For instance in the following sentence from the wiki: "The actual exploit is that, in the iPod Touch 2G 2.1.1 firmware, they left behind two commands: arm7_stop and arm7_go", the word "exploit" is not used properly. You are here talking about the vulnerability, not the exploit.
In my opinion, credits for vulnerability and exploit should be separated in general (I'm not talking about this one in particular, but I'm talking about vuln/exploit in general). One can find a vulnerability without exploiting it (because he doesn't want to, doesn't have the time, or it's too complicated and he doesn't manage actually to exploit it), and likewise someone can implement an actual exploit without discovering the initial vulnerability. IMHO, most of the time, the exploit is where the skills really are, because it's one thing to understand why something is a security vulnerability, it's often another to make it actually real with a POC code (because of sanity checks, checking, filters and so on). Although sometimes, I do agree that finding the vulnerability itself requires mad skillz (as an example, prop' to Bleichenbacher for finding his RSA attack), it is my belief that most of the time, the exploit is where the difficulty lies.

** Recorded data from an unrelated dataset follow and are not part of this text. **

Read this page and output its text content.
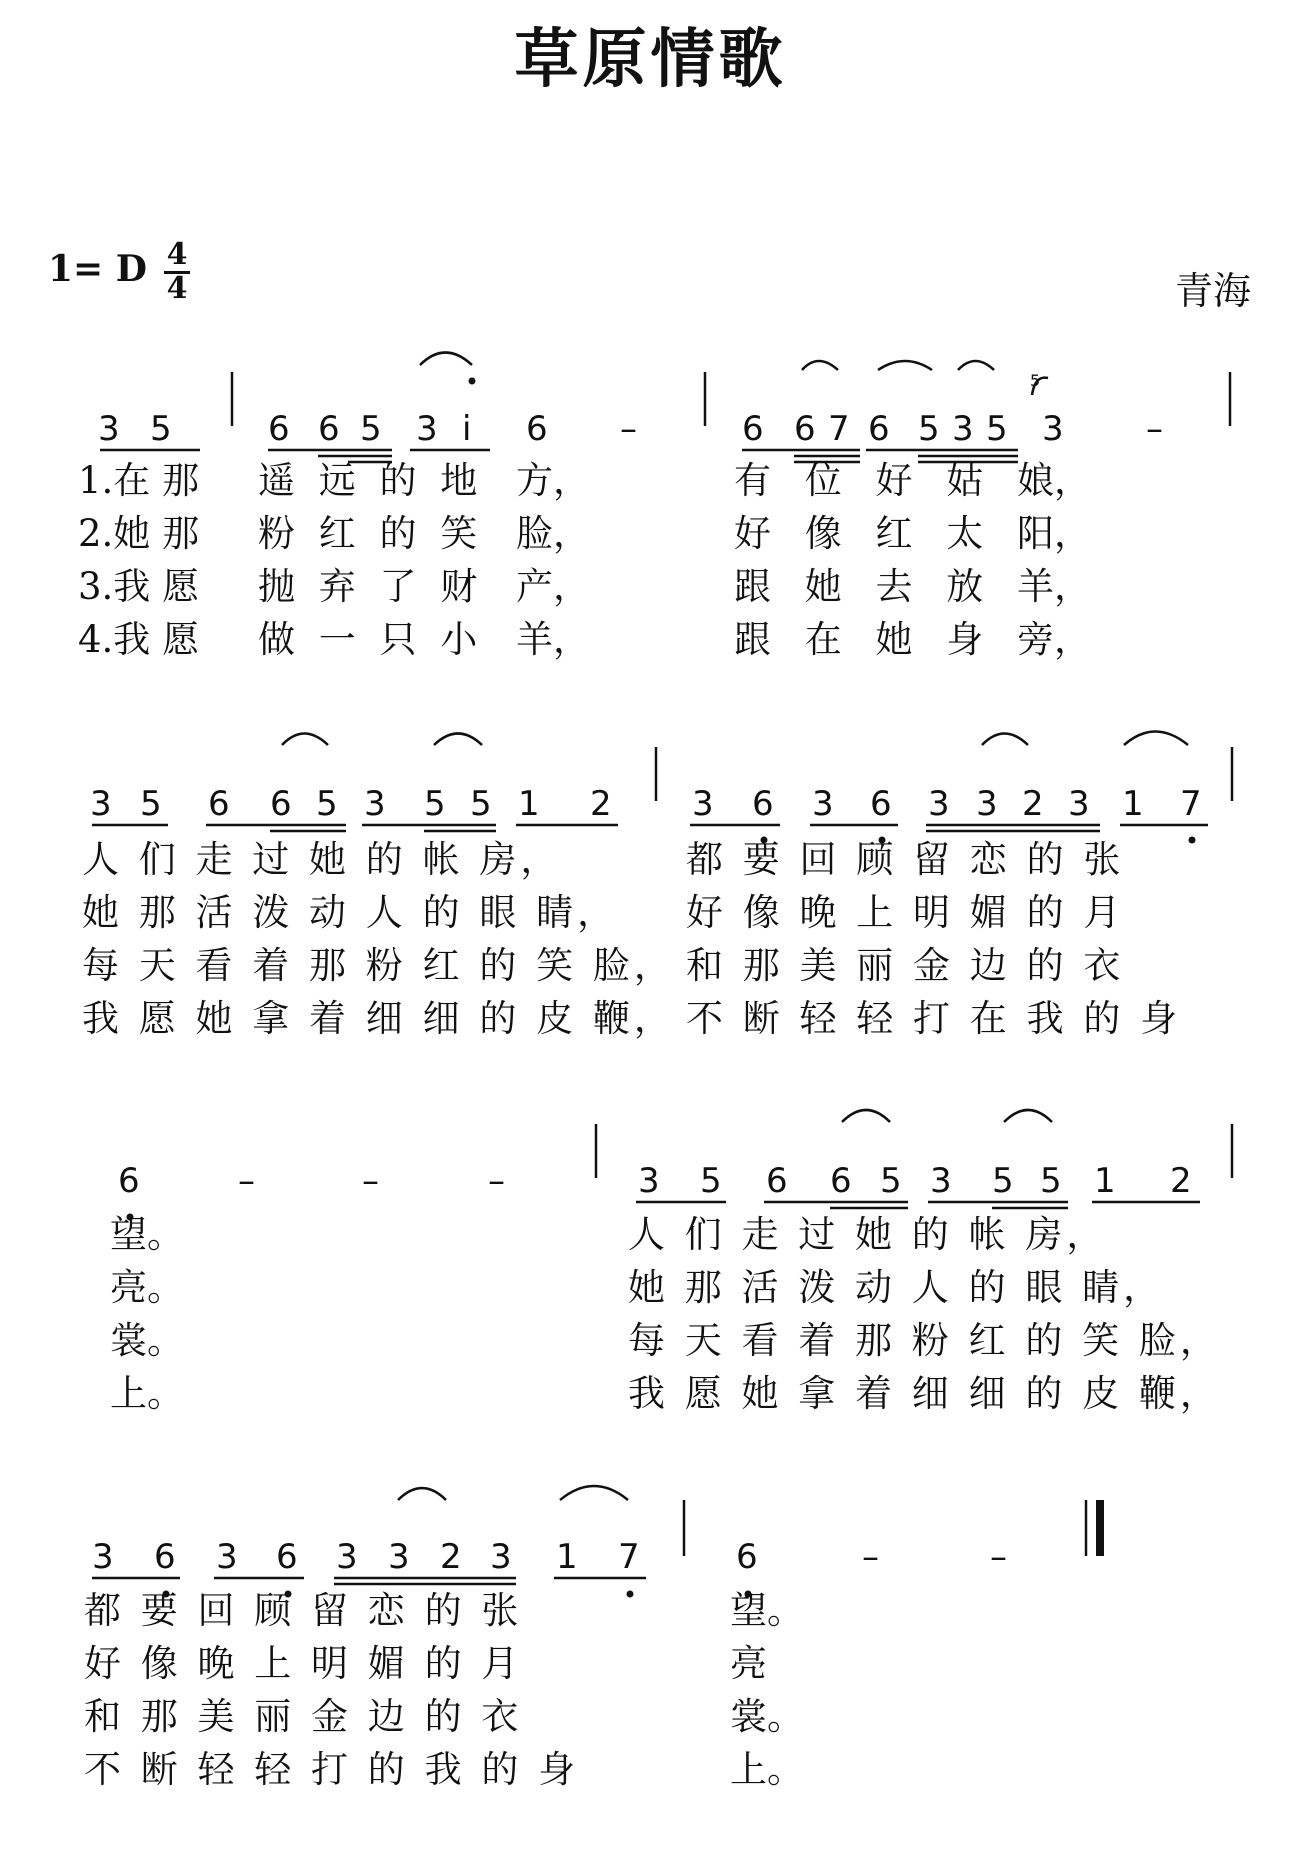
草原情歌
1= D 4
4	青海
3 5	6 6 5 3 i 6 –	6 6 7 6 5 3 5 3 –
5
1.在 那
2.她 那
3.我 愿
4.我 愿
遥 远 的 地
粉 红 的 笑
抛 弃 了 财
做 一 只 小
方，
脸，
产，
羊，
有 位 好 姑 娘，
好 像 红 太 阳，
跟 她 去 放 羊，
跟 在 她 身 旁，
3 5 6 6 5 3 5 5 1 2 3 6 3 6 3 3 2 3 1 7
人 们 走 过 她 的 帐 房，
她 那 活 泼 动 人 的 眼 睛，
每 天 看 着 那 粉 红 的 笑 脸，
我 愿 她 拿 着 细 细 的 皮 鞭，
都 要 回 顾 留 恋 的 张
好 像 晚 上 明 媚 的 月
和 那 美 丽 金 边 的 衣
不 断 轻 轻 打 在 我 的 身
6	–	–	–	3 5 6 6 5 3 5 5 1 2
望。
亮。
裳。
上。
人 们 走 过 她 的 帐 房，
她 那 活 泼 动 人 的 眼 睛，
每 天 看 着 那 粉 红 的 笑 脸，
我 愿 她 拿 着 细 细 的 皮 鞭，
3 6 3 6 3 3 2 3 1 7	6	–	–
都 要 回 顾 留 恋 的 张
好 像 晚 上 明 媚 的 月
和 那 美 丽 金 边 的 衣
不 断 轻 轻 打 的 我 的 身
望。
亮
裳。
上。
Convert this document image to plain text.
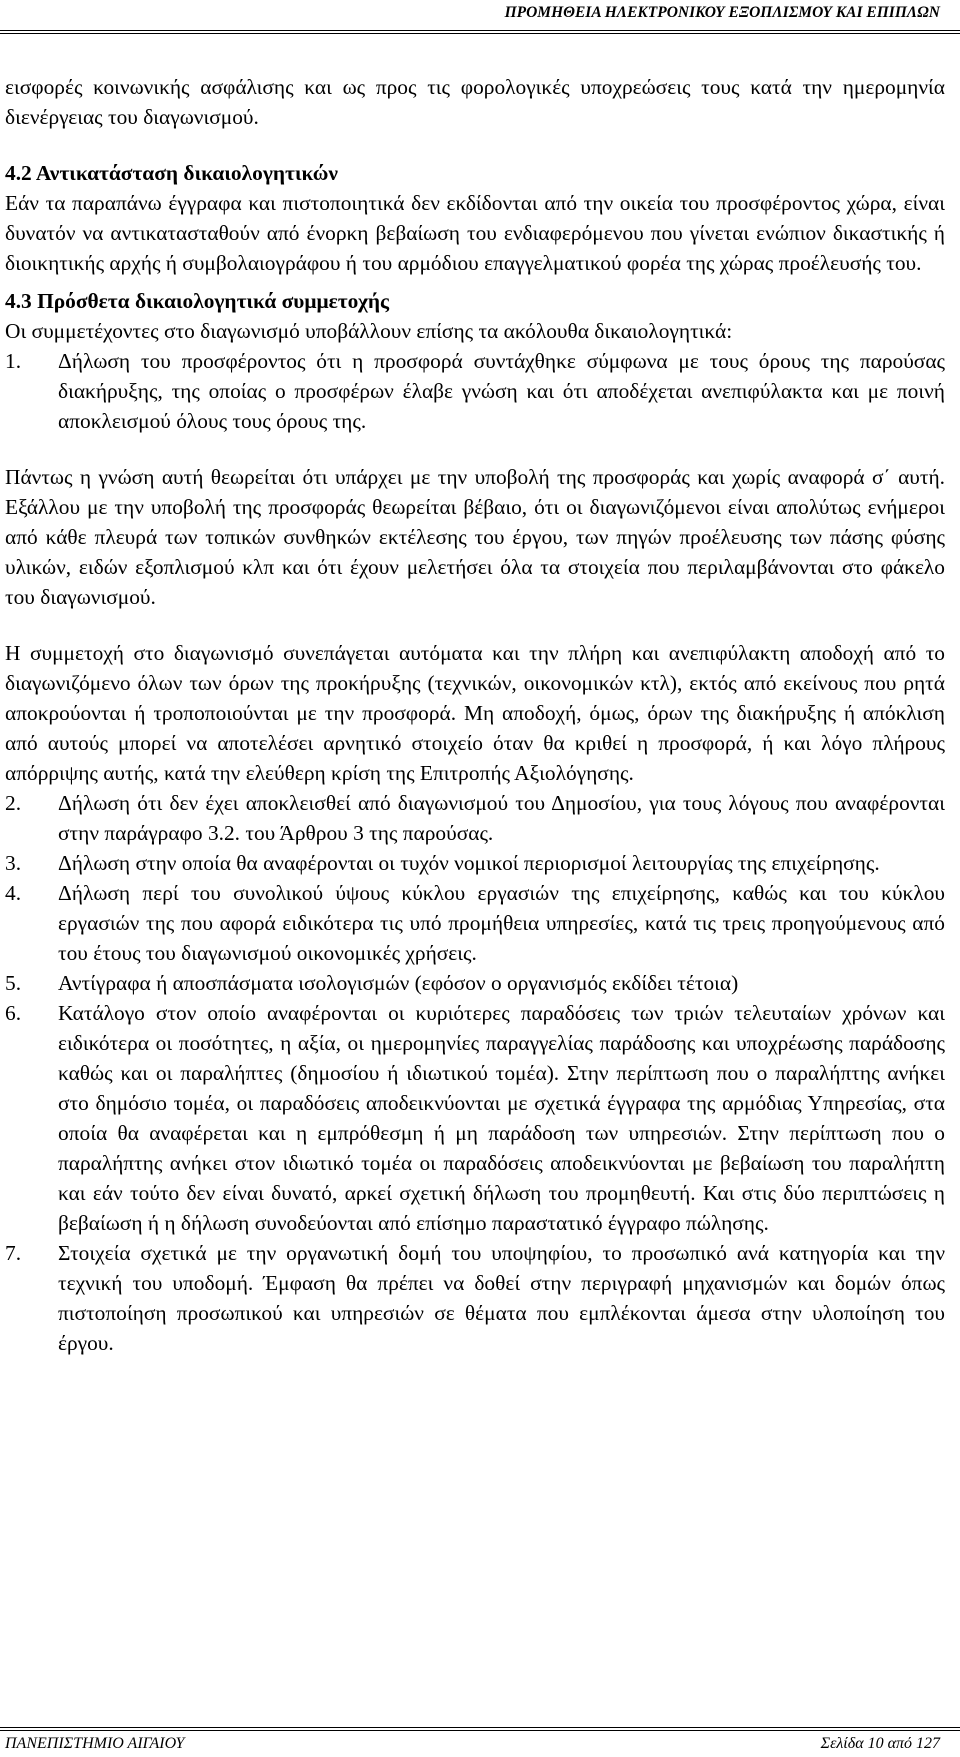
ΠΡΟΜΗΘΕΙΑ ΗΛΕΚΤΡΟΝΙΚΟΥ ΕΞΟΠΛΙΣΜΟΥ ΚΑΙ ΕΠΙΠΛΩΝ

εισφορές κοινωνικής ασφάλισης και ως προς τις φορολογικές υποχρεώσεις τους κατά την ημερομηνία διενέργειας του διαγωνισμού.

4.2 Αντικατάσταση δικαιολογητικών

Εάν τα παραπάνω έγγραφα και πιστοποιητικά δεν εκδίδονται από την οικεία του προσφέροντος χώρα, είναι δυνατόν να αντικατασταθούν από ένορκη βεβαίωση του ενδιαφερόμενου που γίνεται ενώπιον δικαστικής ή διοικητικής αρχής ή συμβολαιογράφου ή του αρμόδιου επαγγελματικού φορέα της χώρας προέλευσής του.

4.3 Πρόσθετα δικαιολογητικά συμμετοχής

Οι συμμετέχοντες στο διαγωνισμό υποβάλλουν επίσης τα ακόλουθα δικαιολογητικά:

1.	Δήλωση του προσφέροντος ότι η προσφορά συντάχθηκε σύμφωνα με τους όρους της παρούσας διακήρυξης, της οποίας ο προσφέρων έλαβε γνώση και ότι αποδέχεται ανεπιφύλακτα και με ποινή αποκλεισμού όλους τους όρους της.

Πάντως η γνώση αυτή θεωρείται ότι υπάρχει με την υποβολή της προσφοράς και χωρίς αναφορά σ΄ αυτή. Εξάλλου με την υποβολή της προσφοράς θεωρείται βέβαιο, ότι οι διαγωνιζόμενοι είναι απολύτως ενήμεροι από κάθε πλευρά των τοπικών συνθηκών εκτέλεσης του έργου, των πηγών προέλευσης των πάσης φύσης υλικών, ειδών εξοπλισμού κλπ και ότι έχουν μελετήσει όλα τα στοιχεία που περιλαμβάνονται στο φάκελο του διαγωνισμού.

Η συμμετοχή στο διαγωνισμό συνεπάγεται αυτόματα και την πλήρη και ανεπιφύλακτη αποδοχή από το διαγωνιζόμενο όλων των όρων της προκήρυξης (τεχνικών, οικονομικών κτλ), εκτός από εκείνους που ρητά αποκρούονται ή τροποποιούνται με την προσφορά. Μη αποδοχή, όμως, όρων της διακήρυξης ή απόκλιση από αυτούς μπορεί να αποτελέσει αρνητικό στοιχείο όταν θα κριθεί η προσφορά, ή και λόγο πλήρους απόρριψης αυτής, κατά την ελεύθερη κρίση της Επιτροπής Αξιολόγησης.

2.	Δήλωση ότι δεν έχει αποκλεισθεί από διαγωνισμού του Δημοσίου, για τους λόγους που αναφέρονται στην παράγραφο 3.2. του Άρθρου 3 της παρούσας.
3.	Δήλωση στην οποία θα αναφέρονται οι τυχόν νομικοί περιορισμοί λειτουργίας της επιχείρησης.
4.	Δήλωση περί του συνολικού ύψους κύκλου εργασιών της επιχείρησης, καθώς και του κύκλου εργασιών της που αφορά ειδικότερα τις υπό προμήθεια υπηρεσίες, κατά τις τρεις προηγούμενους από του έτους του διαγωνισμού οικονομικές χρήσεις.
5.	Αντίγραφα ή αποσπάσματα ισολογισμών (εφόσον ο οργανισμός εκδίδει τέτοια)
6.	Κατάλογο στον οποίο αναφέρονται οι κυριότερες παραδόσεις των τριών τελευταίων χρόνων και ειδικότερα οι ποσότητες, η αξία, οι ημερομηνίες παραγγελίας παράδοσης και υποχρέωσης παράδοσης καθώς και οι παραλήπτες (δημοσίου ή ιδιωτικού τομέα). Στην περίπτωση που ο παραλήπτης ανήκει στο δημόσιο τομέα, οι παραδόσεις αποδεικνύονται με σχετικά έγγραφα της αρμόδιας Υπηρεσίας, στα οποία θα αναφέρεται και η εμπρόθεσμη ή μη παράδοση των υπηρεσιών. Στην περίπτωση που ο παραλήπτης ανήκει στον ιδιωτικό τομέα οι παραδόσεις αποδεικνύονται με βεβαίωση του παραλήπτη και εάν τούτο δεν είναι δυνατό, αρκεί σχετική δήλωση του προμηθευτή. Και στις δύο περιπτώσεις η βεβαίωση ή η δήλωση συνοδεύονται από επίσημο παραστατικό έγγραφο πώλησης.
7.	Στοιχεία σχετικά με την οργανωτική δομή του υποψηφίου, το προσωπικό ανά κατηγορία και την τεχνική του υποδομή. Έμφαση θα πρέπει να δοθεί στην περιγραφή μηχανισμών και δομών όπως πιστοποίηση προσωπικού και υπηρεσιών σε θέματα που εμπλέκονται άμεσα στην υλοποίηση του έργου.
ΠΑΝΕΠΙΣΤΗΜΙΟ ΑΙΓΑΙΟΥ	Σελίδα 10 από 127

Anyway, I think this page contains misusage of the word exploit, and other pages too, and I just wanted to point it.
Theres one thing to be said for finding a vuln and seeing it crash, sure, thats usually not where the skill is and I'm not sure how much credit it deserves. But after an exploit is out using the vuln, it's a lot easier to get yourself to write another exploit since you have confirmation that the vuln is exploitable. The iBoot envvar one happened to be reasonably easy to find yet reasonably hard to exploit. If you really had your exploit working pre ra1n then props. But if you wrote an exploit post ra1n it's a lot easier knowing that this vuln can work. --geohot 18:44, 7 July 2009 (UTC)
iZsh, when I wrote this article I was a little less experienced, and have adjusted it a bit. That being said, if you check the chronic dev google code svn, you will see that I did implement it in a payload called "0wnboot". But yes, I did confuse the "exploit" and "vulnerability" definitions. ChronicDev 19:16, 7 July 2009 (UTC)
@geo: I can ensure you we definitely found it independently and implemented way before you released purplera!n. And I agree that re-implementing a different exploit once you know a vuln to be workable is not credit-able. Only fully independent discovery/implementation is.